Les droits spécifiques à l’information des patients en soins sans consentement, prévus à l’article L.3211-3 du code de la santé publique, sont partiellement ignorés. La décision d’admission ne leur est pas formellement remise, pas plus que les certificats médicaux successifs.

  • Des pratiques d’isolement et de contention contraires à la loi.

L’isolement et la contention, parfois décidés sans intervention médicale et sans que la politique de réduction de ces pratiques, prévue par la loi, ne soit mise en œuvre, sont effectués dans des conditions illégales et indignes.

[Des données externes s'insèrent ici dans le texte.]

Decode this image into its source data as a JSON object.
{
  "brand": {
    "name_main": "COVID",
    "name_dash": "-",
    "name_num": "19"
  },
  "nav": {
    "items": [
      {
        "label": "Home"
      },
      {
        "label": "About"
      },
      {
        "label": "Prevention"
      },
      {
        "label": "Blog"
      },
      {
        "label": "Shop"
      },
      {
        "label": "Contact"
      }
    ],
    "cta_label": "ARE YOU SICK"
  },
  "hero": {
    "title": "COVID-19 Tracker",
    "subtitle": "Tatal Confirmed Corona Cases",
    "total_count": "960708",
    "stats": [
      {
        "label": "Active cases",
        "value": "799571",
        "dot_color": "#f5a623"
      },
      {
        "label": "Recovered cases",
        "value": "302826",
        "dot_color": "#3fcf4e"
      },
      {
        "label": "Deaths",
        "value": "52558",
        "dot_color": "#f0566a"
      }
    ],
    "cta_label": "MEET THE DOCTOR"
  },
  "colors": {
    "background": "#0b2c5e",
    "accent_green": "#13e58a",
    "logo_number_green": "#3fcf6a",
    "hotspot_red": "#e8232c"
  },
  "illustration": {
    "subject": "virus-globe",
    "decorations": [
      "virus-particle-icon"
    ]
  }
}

L’examen des dossiers médicaux a révélé des pratiques d’isolement sans décision médicale tracée ainsi que des isolements maintenus pendant plusieurs jours sans que leur reconduction y soit justifiée.

Des mesures d’isolement sont ainsi maintenues hors du cadre légal – qui précise le caractère de dernier recours et de prévention d’un dommage immédiat ou imminent pour le patient ou autrui –, et pratiquées dans seize espaces, qui ne respectent ni les normes fonctionnelles en vigueur ni la dignité des personnes isolées.

  • Un registre d’isolement et de contention mal tenu et inexploitable.

Le registre d’isolement et de contention prévu par l’article L.3222-5-1 du code de la santé publique n’est pas tenu ou l’est de manière aléatoire dans les trois unités du pôle de psychiatrie adulte. L’informatisation du dossier patient et, partant, du registre d’isolement et de contention n’est pas effective.

Dans ce contexte, l’absence de contrôle par la commission départementale des soins psychiatriques, définie par les dispositions de l’article L.3222-5 du code de la santé publique et chargée d’examiner la situation des personnes admises en soins psychiatriques sans consentement au regard du respect des libertés individuelles et de la dignité des personnes, est plus que regrettable.